Comment les établissements post-secondaires américains sont-ils touchés?
Les collèges et universités dans tout le pays sont passés à l’apprentissage à distance; ils ont déplacé le personnel, les étudiants et les professeurs hors campus, fermé les laboratoires et, là où ils ont des centres médicaux, essayé de déplacer autant de ressources que possible pour les soutenir. Certes, c’était clairement la bonne chose à faire, mais nous devons reconnaître les dommages probables que cela causera : dans l’apprentissage des étudiants, les ressources financières, les carrières des membres du corps professoral et du personnel, les recherches perturbées sinon avortées, et les dommages à la réflexion collective qui sont, ou du moins devraient être, les caractéristiques des milieux de la recherche.
Comment voyez-vous l’avenir de l’enseignement supérieur dans votre pays?

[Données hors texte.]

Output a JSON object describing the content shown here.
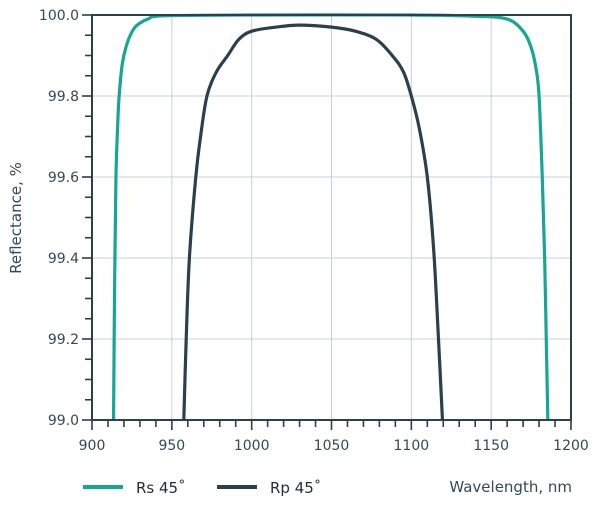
{
  "chart_data": {
    "type": "line",
    "xlabel": "Wavelength, nm",
    "ylabel": "Reflectance, %",
    "xlim": [
      900,
      1200
    ],
    "ylim": [
      99.0,
      100.0
    ],
    "xticks": [
      900,
      950,
      1000,
      1050,
      1100,
      1150,
      1200
    ],
    "xtick_labels": [
      "900",
      "950",
      "1000",
      "1050",
      "1100",
      "1150",
      "1200"
    ],
    "yticks": [
      99.0,
      99.2,
      99.4,
      99.6,
      99.8,
      100.0
    ],
    "ytick_labels": [
      "99.0",
      "99.2",
      "99.4",
      "99.6",
      "99.8",
      "100.0"
    ],
    "x_minor_step": 10,
    "y_minor_step": 0.05,
    "grid": true,
    "legend_position": "bottom-left",
    "series": [
      {
        "name": "Rs 45˚",
        "color": "#17a594",
        "x": [
          913.5,
          914.2,
          915,
          916,
          917,
          919,
          922,
          926,
          930,
          935,
          945,
          1000,
          1100,
          1140,
          1160,
          1170,
          1175,
          1178,
          1180,
          1182,
          1183.5,
          1184.5,
          1185.5
        ],
        "y": [
          99.0,
          99.35,
          99.6,
          99.72,
          99.8,
          99.88,
          99.93,
          99.965,
          99.98,
          99.99,
          99.998,
          100.0,
          100.0,
          99.997,
          99.99,
          99.96,
          99.92,
          99.87,
          99.8,
          99.6,
          99.4,
          99.2,
          99.0
        ]
      },
      {
        "name": "Rp 45˚",
        "color": "#2b3f4c",
        "x": [
          957.5,
          959,
          961,
          965,
          968,
          972,
          978,
          985,
          992,
          1000,
          1015,
          1030,
          1050,
          1065,
          1078,
          1088,
          1095,
          1100,
          1105,
          1110,
          1114,
          1117,
          1119.5
        ],
        "y": [
          99.0,
          99.2,
          99.4,
          99.6,
          99.7,
          99.8,
          99.86,
          99.9,
          99.94,
          99.96,
          99.97,
          99.975,
          99.97,
          99.96,
          99.94,
          99.9,
          99.86,
          99.8,
          99.72,
          99.6,
          99.42,
          99.2,
          99.0
        ]
      }
    ]
  },
  "colors": {
    "axis": "#2b3f4c",
    "grid": "#c8d0d4"
  }
}
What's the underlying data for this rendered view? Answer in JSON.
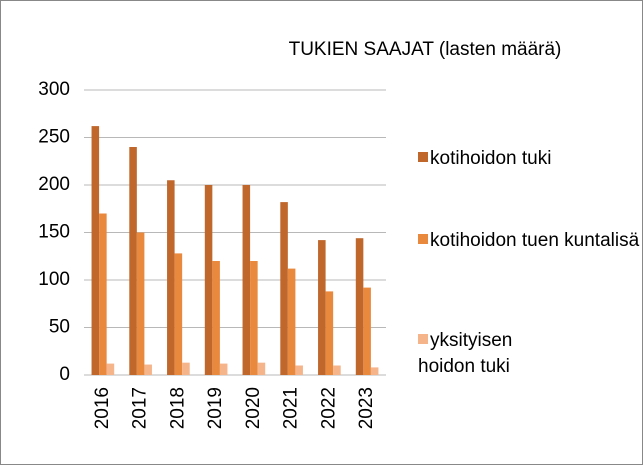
{
  "chart_data": {
    "type": "bar",
    "title": "TUKIEN SAAJAT (lasten määrä)",
    "categories": [
      "2016",
      "2017",
      "2018",
      "2019",
      "2020",
      "2021",
      "2022",
      "2023"
    ],
    "series": [
      {
        "name": "kotihoidon tuki",
        "color": "#c0672c",
        "values": [
          262,
          240,
          205,
          200,
          200,
          182,
          142,
          144
        ]
      },
      {
        "name": "kotihoidon tuen kuntalisä",
        "color": "#e9893e",
        "values": [
          170,
          150,
          128,
          120,
          120,
          112,
          88,
          92
        ]
      },
      {
        "name": "yksityisen hoidon tuki",
        "color": "#f6b48a",
        "values": [
          12,
          11,
          13,
          12,
          13,
          10,
          10,
          8
        ]
      }
    ],
    "ylim": [
      0,
      300
    ],
    "yticks": [
      0,
      50,
      100,
      150,
      200,
      250,
      300
    ],
    "grid": true,
    "legend": "right"
  }
}
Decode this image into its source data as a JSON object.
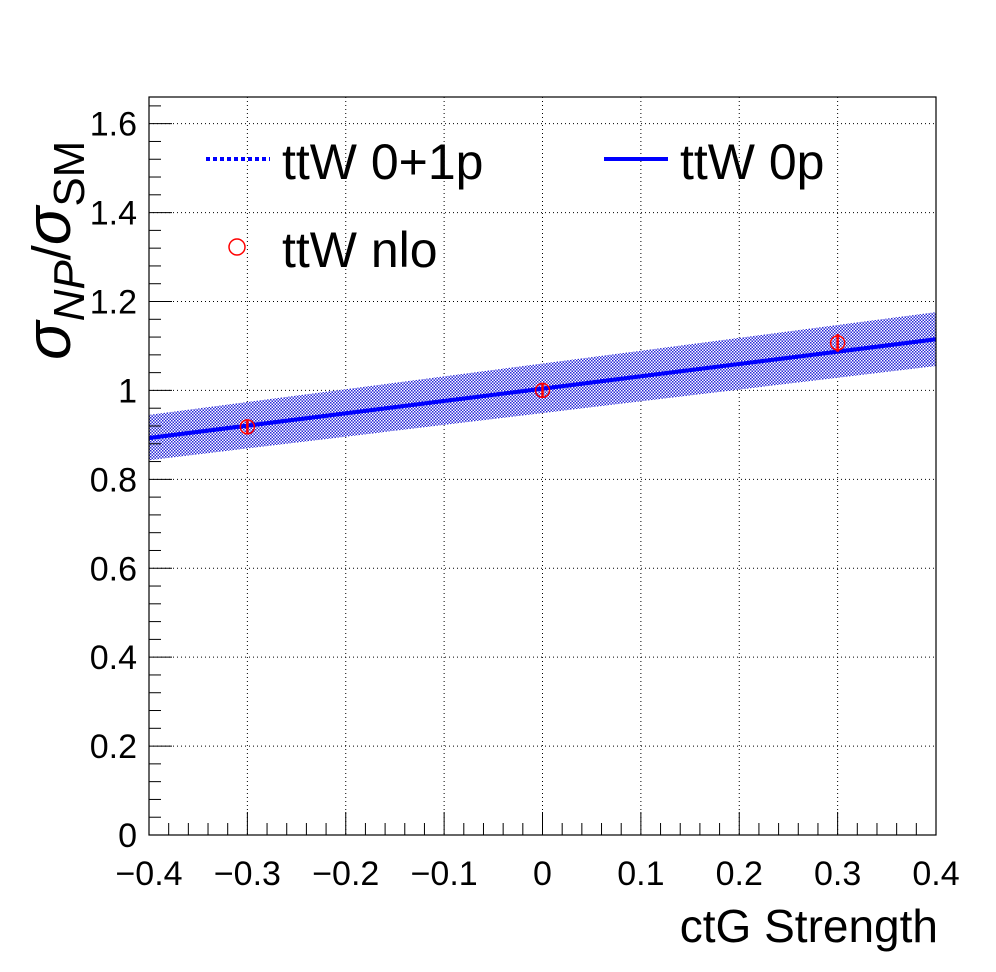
{
  "chart_data": {
    "type": "line",
    "xlabel": "ctG Strength",
    "ylabel_main": "σ",
    "ylabel_sub1": "NP",
    "ylabel_slash": "/",
    "ylabel_main2": "σ",
    "ylabel_sub2": "SM",
    "xlim": [
      -0.4,
      0.4
    ],
    "ylim": [
      0,
      1.66
    ],
    "x_ticks": [
      -0.4,
      -0.3,
      -0.2,
      -0.1,
      0,
      0.1,
      0.2,
      0.3,
      0.4
    ],
    "x_tick_labels": [
      "−0.4",
      "−0.3",
      "−0.2",
      "−0.1",
      "0",
      "0.1",
      "0.2",
      "0.3",
      "0.4"
    ],
    "y_ticks": [
      0,
      0.2,
      0.4,
      0.6,
      0.8,
      1,
      1.2,
      1.4,
      1.6
    ],
    "y_tick_labels": [
      "0",
      "0.2",
      "0.4",
      "0.6",
      "0.8",
      "1",
      "1.2",
      "1.4",
      "1.6"
    ],
    "grid": true,
    "legend_position": "top-left",
    "series": [
      {
        "name": "ttW 0+1p",
        "style": "dotted",
        "color": "#0000ff",
        "x": [
          -0.4,
          0.4
        ],
        "y": [
          0.893,
          1.115
        ],
        "band_lower": [
          0.843,
          1.055
        ],
        "band_upper": [
          0.945,
          1.176
        ]
      },
      {
        "name": "ttW 0p",
        "style": "solid",
        "color": "#0000ff",
        "x": [
          -0.4,
          0.4
        ],
        "y": [
          0.893,
          1.115
        ]
      },
      {
        "name": "ttW nlo",
        "style": "marker",
        "color": "#ff0000",
        "x": [
          -0.3,
          0,
          0.3
        ],
        "y": [
          0.918,
          1.0,
          1.107
        ],
        "err": [
          0.015,
          0.015,
          0.02
        ]
      }
    ]
  }
}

L’enseignement supérieur est confronté à des défis de taille, mais il n’est pas trop tard pour réfléchir à ce que nous voulons au lendemain de la pandémie. Nous devons saisir l’occasion qui s’offre à nous d’amorcer une nouvelle réflexion et nous devons faire front aux gourous de la technologie de pointe ou aux administrateurs qui souhaitent retirer aux étudiants leur droit de bénéficier d’un enseignement en établissement et aux professeurs leur contrôle sur le programme d’études et ses formes. Si le confinement obligé par la COVID-19 nous a appris quelque chose, c’est que certains aspects des universités et des collèges sont essentiels et qu’ils ne peuvent être sauvés qu’en repensant ce qui ne l’est pas.
Nous sommes rapidement passés à la formation à distance. Devrions-nous poursuivre l’enseignement en ligne même après la pandémie?
Premièrement, plutôt que de prouver que l’avenir est en ligne, le repli actuel dans l’enseignement à distance révèle exactement le contraire. Les étudiants ont clairement expliqué à quel point ils apprécient l’expérience en établissement – tout comme les professeurs se souviennent de l’importance de la salle de classe partagée pour l’éducation. Deuxièmement, les universités devront établir un nouveau contrat public; plus de gens – pas moins – devraient pouvoir vivre l'expérience en établissement. Cela signifie augmenter les ressources publiques pour réduire les prix sur l’ensemble des coûts. Et les universités doivent défendre plus efficacement l’importance de la recherche et de l’enseignement supérieur dans toutes les disciplines. La pandémie montre une fois de plus à quel point la connaissance de la culture, de l’histoire et de la société est importante pour répondre à des crises et aussi pour contrôler le développement des crises elles-mêmes.
Quel changement devra s’opérer avant que les universités ne puissent adopter une telle vision ambitieuse?
Les universités qui se remettent de cette crise doivent réfléchir profondément à leurs objectifs. Les membres du corps professoral doivent réfléchir à ce qui est essentiel dans l’organisation de leur enseignement et de leurs recherches. Tant les professeurs que les administrateurs devront repenser l’autorité afin que les décisions soient prises par ceux qui sont les plus proches de la pratique et des connaissances. La plus importante : les collèges et universités — et ceux qui y travaillent — continueront-ils de voir qui peut triompher dans la lutte pour le prestige privé? Ou vont-ils travailler pour aider à produire un bien public revitalisé et international?